Being busy is not necessarily the same as being productive. There is a difference and that difference can directly affect your business – and your life.
Productivity is defined as the effectiveness of productive effort, especially in industry, as measured in terms of output per unit of input. But is it possible to be productive even if you’re not producing results? Can there be a purpose to busy-ness that has positive effects on overall productivity in the long run? I guess that depends on how you look at things.
I came across a blog recently that led me to ponder the question of how we judge and measure our productivity. It was an interesting take on the subject that I think many people would relate to.
In the blog, Jack Simpson, a PhD candidate from Australian National University, ruminates on whether there is value to projects that go unfinished and what it really means to be productive – in our own eyes and/or the eyes of the people paying us to accomplish something.
I found this interesting on a number of levels. And it really made me think. When it comes to productivity, profitability, and achieving goals for your business, actually being productive is what keeps revenue flowing and keeps a business strong. But there’s more to life than money and always being productive. I know that seems like a funny thing for a productivity expert to say, but I have a reason for saying it.

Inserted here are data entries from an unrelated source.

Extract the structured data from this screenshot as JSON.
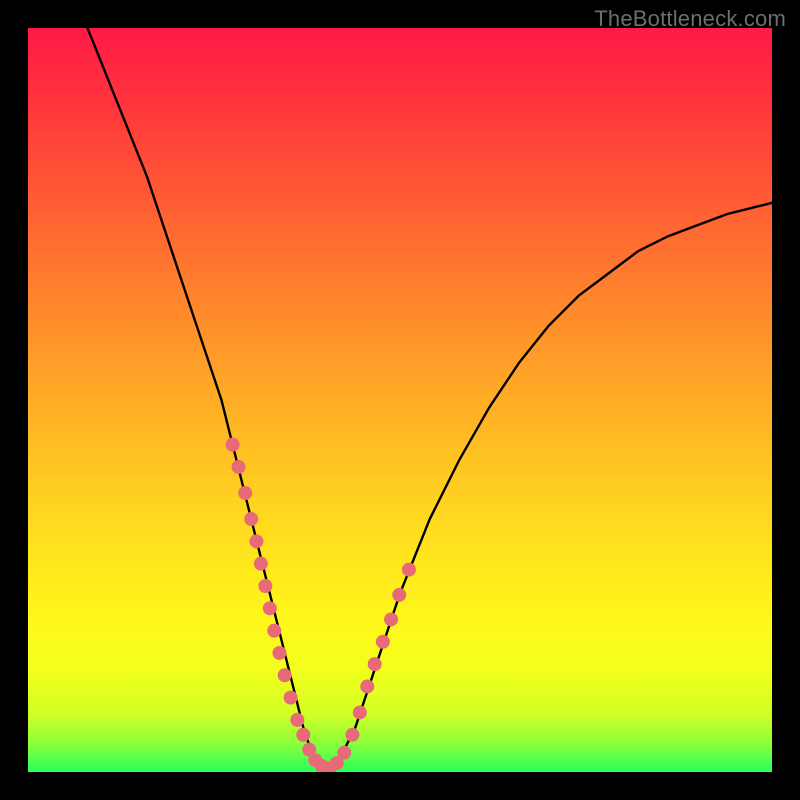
{
  "watermark": "TheBottleneck.com",
  "chart_data": {
    "type": "line",
    "title": "",
    "xlabel": "",
    "ylabel": "",
    "xlim": [
      0,
      100
    ],
    "ylim": [
      0,
      100
    ],
    "series": [
      {
        "name": "bottleneck-curve",
        "x": [
          8,
          12,
          16,
          20,
          22,
          24,
          26,
          28,
          30,
          32,
          33,
          34,
          35,
          36,
          37,
          38,
          39,
          40,
          41,
          42,
          44,
          46,
          48,
          50,
          54,
          58,
          62,
          66,
          70,
          74,
          78,
          82,
          86,
          90,
          94,
          98,
          100
        ],
        "y": [
          100,
          90,
          80,
          68,
          62,
          56,
          50,
          42,
          34,
          26,
          22,
          18,
          14,
          10,
          6,
          3,
          1,
          0,
          0.5,
          2,
          6,
          12,
          18,
          24,
          34,
          42,
          49,
          55,
          60,
          64,
          67,
          70,
          72,
          73.5,
          75,
          76,
          76.5
        ]
      }
    ],
    "highlight_points": {
      "name": "marked-region",
      "x": [
        27.5,
        28.3,
        29.2,
        30.0,
        30.7,
        31.3,
        31.9,
        32.5,
        33.1,
        33.8,
        34.5,
        35.3,
        36.2,
        37.0,
        37.8,
        38.6,
        39.5,
        40.5,
        41.5,
        42.5,
        43.6,
        44.6,
        45.6,
        46.6,
        47.7,
        48.8,
        49.9,
        51.2
      ],
      "y": [
        44,
        41,
        37.5,
        34,
        31,
        28,
        25,
        22,
        19,
        16,
        13,
        10,
        7,
        5,
        3,
        1.6,
        0.8,
        0.5,
        1.2,
        2.6,
        5,
        8,
        11.5,
        14.5,
        17.5,
        20.5,
        23.8,
        27.2
      ]
    },
    "colors": {
      "curve": "#000000",
      "points": "#e86a78"
    }
  }
}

Sometimes busy-ness can be an outlet or distraction from the pressure we put on ourselves to achieve. For some, it can be the break they need to keep life fresh and pursue new passions. It can be taking on projects to expand our knowledge base or increase our engagement in our lives, which could also be seen as a form of productivity if we think of life as a journey with multiple pursuits that come together to create a richer experience.
This all led me to think that maybe productivity shouldn’t be so narrowly defined — or all we strive for. There’s no question there is value in what we learn from the process of working on new things and exploring the boundaries of what we are capable of. There’s no question that not everything we set out to do turns out to be a clear win that’s worth doing and completing. And maybe that’s okay from time-to-time.

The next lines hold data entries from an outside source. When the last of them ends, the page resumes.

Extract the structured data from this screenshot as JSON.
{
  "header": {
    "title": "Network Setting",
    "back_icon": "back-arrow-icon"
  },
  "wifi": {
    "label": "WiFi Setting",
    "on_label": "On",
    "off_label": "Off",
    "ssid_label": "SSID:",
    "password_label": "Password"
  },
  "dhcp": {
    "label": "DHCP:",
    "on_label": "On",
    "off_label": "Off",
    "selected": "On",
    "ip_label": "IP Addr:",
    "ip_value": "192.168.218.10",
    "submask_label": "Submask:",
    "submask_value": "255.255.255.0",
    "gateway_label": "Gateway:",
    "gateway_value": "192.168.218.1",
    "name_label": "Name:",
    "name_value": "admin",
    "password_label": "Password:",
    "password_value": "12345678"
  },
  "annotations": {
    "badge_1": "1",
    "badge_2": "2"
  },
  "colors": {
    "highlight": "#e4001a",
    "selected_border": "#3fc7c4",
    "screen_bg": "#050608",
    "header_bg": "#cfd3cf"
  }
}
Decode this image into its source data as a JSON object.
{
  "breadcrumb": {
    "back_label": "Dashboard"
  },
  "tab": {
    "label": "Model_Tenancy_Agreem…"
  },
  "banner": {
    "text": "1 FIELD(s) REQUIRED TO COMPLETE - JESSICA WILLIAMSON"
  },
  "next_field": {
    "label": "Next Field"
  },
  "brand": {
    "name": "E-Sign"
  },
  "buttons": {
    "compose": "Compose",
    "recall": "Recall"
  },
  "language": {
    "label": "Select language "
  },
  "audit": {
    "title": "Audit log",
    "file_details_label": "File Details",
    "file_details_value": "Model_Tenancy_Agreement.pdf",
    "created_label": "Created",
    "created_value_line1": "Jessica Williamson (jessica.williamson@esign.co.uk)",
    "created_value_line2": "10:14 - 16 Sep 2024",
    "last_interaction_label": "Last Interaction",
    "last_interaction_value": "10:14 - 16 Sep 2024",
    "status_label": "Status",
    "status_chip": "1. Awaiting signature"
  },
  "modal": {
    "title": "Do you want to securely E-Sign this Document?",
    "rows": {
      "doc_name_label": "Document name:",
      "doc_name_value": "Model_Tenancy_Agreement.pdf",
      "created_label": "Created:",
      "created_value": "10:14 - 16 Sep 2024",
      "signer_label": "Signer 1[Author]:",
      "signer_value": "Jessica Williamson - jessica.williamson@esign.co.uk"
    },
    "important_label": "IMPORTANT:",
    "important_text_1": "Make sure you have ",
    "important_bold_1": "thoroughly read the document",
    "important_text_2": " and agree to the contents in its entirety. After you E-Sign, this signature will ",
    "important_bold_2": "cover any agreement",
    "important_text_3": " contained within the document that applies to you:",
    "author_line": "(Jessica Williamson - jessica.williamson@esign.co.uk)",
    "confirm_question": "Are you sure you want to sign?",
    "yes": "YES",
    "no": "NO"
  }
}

When it comes to business, our clients expect us to deliver. Our clients expect results. The only way they care about what we learned from many starts on things that were never finished is if it led us to a better, completed project in the end for them. But when it comes to life, we need to give ourselves the freedom to be busy once in a while. We have to find a balance between allowing ourselves the freedom to experience new things versus focusing solely on productivity for profit.

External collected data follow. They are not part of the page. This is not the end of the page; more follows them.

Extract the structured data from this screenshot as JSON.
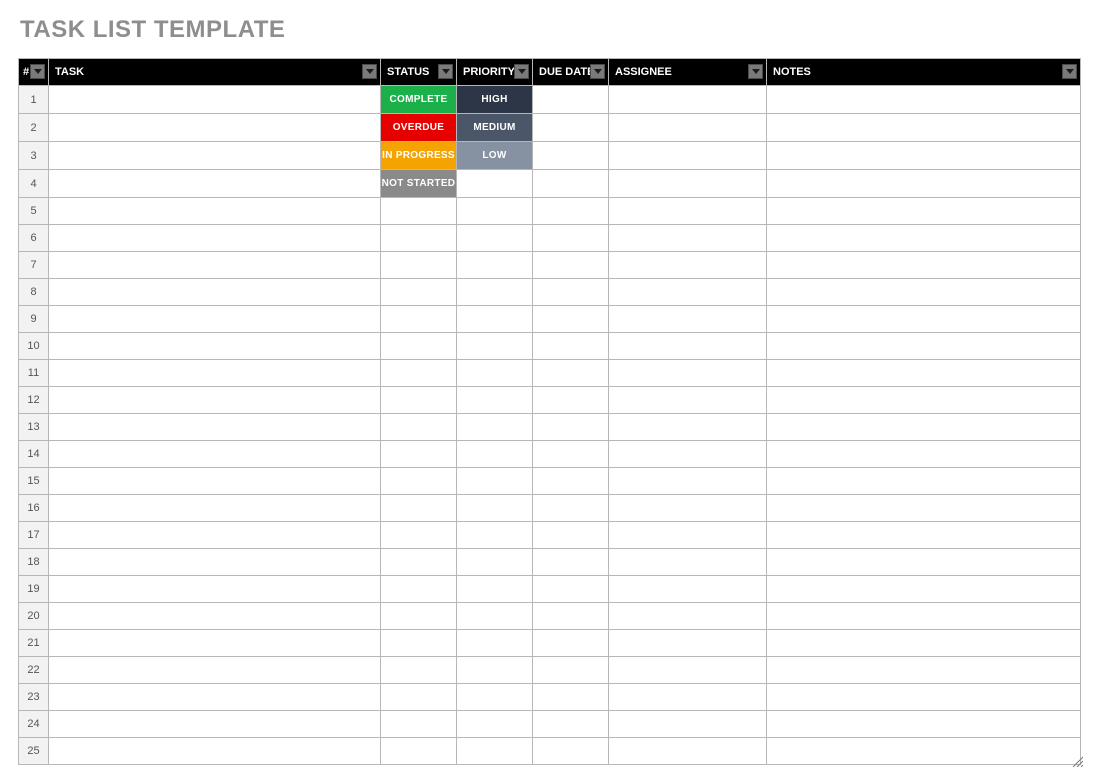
{
  "title": "TASK LIST TEMPLATE",
  "headers": {
    "num": "#",
    "task": "TASK",
    "status": "STATUS",
    "priority": "PRIORITY",
    "duedate": "DUE DATE",
    "assignee": "ASSIGNEE",
    "notes": "NOTES"
  },
  "status_options": {
    "complete": "COMPLETE",
    "overdue": "OVERDUE",
    "in_progress": "IN PROGRESS",
    "not_started": "NOT STARTED"
  },
  "priority_options": {
    "high": "HIGH",
    "medium": "MEDIUM",
    "low": "LOW"
  },
  "rows": [
    {
      "num": "1",
      "task": "",
      "status": "complete",
      "priority": "high",
      "duedate": "",
      "assignee": "",
      "notes": ""
    },
    {
      "num": "2",
      "task": "",
      "status": "overdue",
      "priority": "medium",
      "duedate": "",
      "assignee": "",
      "notes": ""
    },
    {
      "num": "3",
      "task": "",
      "status": "in_progress",
      "priority": "low",
      "duedate": "",
      "assignee": "",
      "notes": ""
    },
    {
      "num": "4",
      "task": "",
      "status": "not_started",
      "priority": "",
      "duedate": "",
      "assignee": "",
      "notes": ""
    },
    {
      "num": "5",
      "task": "",
      "status": "",
      "priority": "",
      "duedate": "",
      "assignee": "",
      "notes": ""
    },
    {
      "num": "6",
      "task": "",
      "status": "",
      "priority": "",
      "duedate": "",
      "assignee": "",
      "notes": ""
    },
    {
      "num": "7",
      "task": "",
      "status": "",
      "priority": "",
      "duedate": "",
      "assignee": "",
      "notes": ""
    },
    {
      "num": "8",
      "task": "",
      "status": "",
      "priority": "",
      "duedate": "",
      "assignee": "",
      "notes": ""
    },
    {
      "num": "9",
      "task": "",
      "status": "",
      "priority": "",
      "duedate": "",
      "assignee": "",
      "notes": ""
    },
    {
      "num": "10",
      "task": "",
      "status": "",
      "priority": "",
      "duedate": "",
      "assignee": "",
      "notes": ""
    },
    {
      "num": "11",
      "task": "",
      "status": "",
      "priority": "",
      "duedate": "",
      "assignee": "",
      "notes": ""
    },
    {
      "num": "12",
      "task": "",
      "status": "",
      "priority": "",
      "duedate": "",
      "assignee": "",
      "notes": ""
    },
    {
      "num": "13",
      "task": "",
      "status": "",
      "priority": "",
      "duedate": "",
      "assignee": "",
      "notes": ""
    },
    {
      "num": "14",
      "task": "",
      "status": "",
      "priority": "",
      "duedate": "",
      "assignee": "",
      "notes": ""
    },
    {
      "num": "15",
      "task": "",
      "status": "",
      "priority": "",
      "duedate": "",
      "assignee": "",
      "notes": ""
    },
    {
      "num": "16",
      "task": "",
      "status": "",
      "priority": "",
      "duedate": "",
      "assignee": "",
      "notes": ""
    },
    {
      "num": "17",
      "task": "",
      "status": "",
      "priority": "",
      "duedate": "",
      "assignee": "",
      "notes": ""
    },
    {
      "num": "18",
      "task": "",
      "status": "",
      "priority": "",
      "duedate": "",
      "assignee": "",
      "notes": ""
    },
    {
      "num": "19",
      "task": "",
      "status": "",
      "priority": "",
      "duedate": "",
      "assignee": "",
      "notes": ""
    },
    {
      "num": "20",
      "task": "",
      "status": "",
      "priority": "",
      "duedate": "",
      "assignee": "",
      "notes": ""
    },
    {
      "num": "21",
      "task": "",
      "status": "",
      "priority": "",
      "duedate": "",
      "assignee": "",
      "notes": ""
    },
    {
      "num": "22",
      "task": "",
      "status": "",
      "priority": "",
      "duedate": "",
      "assignee": "",
      "notes": ""
    },
    {
      "num": "23",
      "task": "",
      "status": "",
      "priority": "",
      "duedate": "",
      "assignee": "",
      "notes": ""
    },
    {
      "num": "24",
      "task": "",
      "status": "",
      "priority": "",
      "duedate": "",
      "assignee": "",
      "notes": ""
    },
    {
      "num": "25",
      "task": "",
      "status": "",
      "priority": "",
      "duedate": "",
      "assignee": "",
      "notes": ""
    }
  ],
  "status_class_map": {
    "complete": "status-complete",
    "overdue": "status-overdue",
    "in_progress": "status-inprogress",
    "not_started": "status-notstarted"
  },
  "priority_class_map": {
    "high": "priority-high",
    "medium": "priority-medium",
    "low": "priority-low"
  }
}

So, what does productivity really mean? Is there a way to be productive in our work life and sometimes just be busy with no real expectations? Is there a benefit to allowing ourselves to just be busy sometimes?
It all comes back to what we value and prioritize. Yes, we have to assess what’s important to keep our businesses growing and strong, but we should also make time for exploration of new ideas or activities and doing things we enjoy, that enrich us somehow, without the pressure of results. We should realize (and acknowledge) that some tasks we take on are purely for the purpose of growth or the potential to learn something new that may be valuable down the road. And some things are done just because we enjoy doing them, with no expectations at all. We need to be sure we have some time set aside to nurture who we are as people and find some “unproductive” joy. Because there can be value in that too.
In past blogs, I’ve written about the importance of taking vacations to recharge, taking breaks regularly to keep your mind refreshed, and even napping during the day to boost energy levels for greater productivity. But today, I’d like to encourage you to set aside some time to do something just for the sake of doing it. Allow yourself some time to do some busy-work that won’t necessarily bring in more money, but will feed your mind or soul in some way. Learn something new. Try something you’ve never tried before. “Waste” some time on something that you may never actually finish, but that you’ll learn something from or feel good about trying. After all, we all only get this one life. Let’s make the most of it!